Technical Abstract: Miniature Brahman cattle at the USDA ARS in Brooksville, FL have normal proportioned growth but are approximately 70% of normal mature height and weight when compared with Brahman cattle in the same heard. Pedigree analyses suggest that the condition is inherited as a recessive allele. The miniature Brahman cattle in the Brooksville herd have been used for studies of growth and reproduction, but the underlying causative mutation is unknown. Presumably, the miniature condition could arise from a mutation in the GH gene. The objective therefore, was to clone the GH cDNA from Brooksville miniature Brahman cattle, compare its sequence to normal Brahman cattle, and test the activity of native GH protein. Messenger RNA was isolated from pituitary and a cDNA for the protein coding region of the GH gene was amplified by reverse transcription (PCR) from each of two miniature Brahman bulls.
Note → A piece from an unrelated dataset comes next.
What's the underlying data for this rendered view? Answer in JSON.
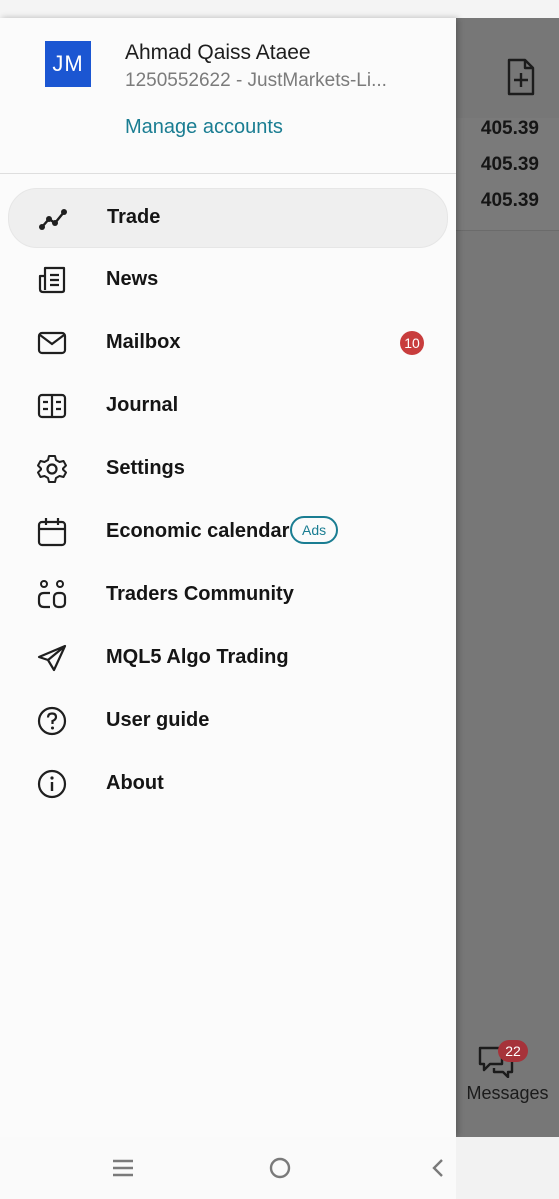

The cDNA were cloned into plasmid vectors and top and bottom strands were sequenced by automated DNA sequencing. The sequence of both cDNA clones derived from miniature cattle differed from Bos Indicus GH (GenBank AF034386) at base number 641 because there was a cytosine (C) instead of thymine (T). The C to T change encoded a mutation (threonine to methionine) at amino acid 200 (T200M mutation). The mutation was confirmed by sequencing of an additional two miniature cattle and comparing their sequence to two normal cattle. The threonine is located in the fourth alpha helix of GH and is one of 8 amino acids that participate in binding of GH to the GH receptor. Twelve miniature Brahman and 9 normal Brahman cattle were tested by using a restriction fragment length polymorphism analysis that employed the BsmBI restriction enzyme (specific for mutated nucleotide). The 12 miniature Brahman cattle were homozygous for the mutation (-/-). Seven of the normal cattle were homozygous for the wild type allele (+/+), and two were heterozygous (+/-). When tested in a cell-based bioassay, GH isolated from the pituitary of -/- cattle (n=4) had approximately 60% activity when compared with GH isolated from the pituitary of +/+ cattle (n=5). In summary, miniature Brahman cattle were homozygous for a single nucleotide polymorphism that encodes a mutation in an amino acid involved in binding of GH to the GH receptor. Cattle of normal stature had at least one copy of the normal GH allele. Threonine 200 in bovine GH is required for normal growth in cattle.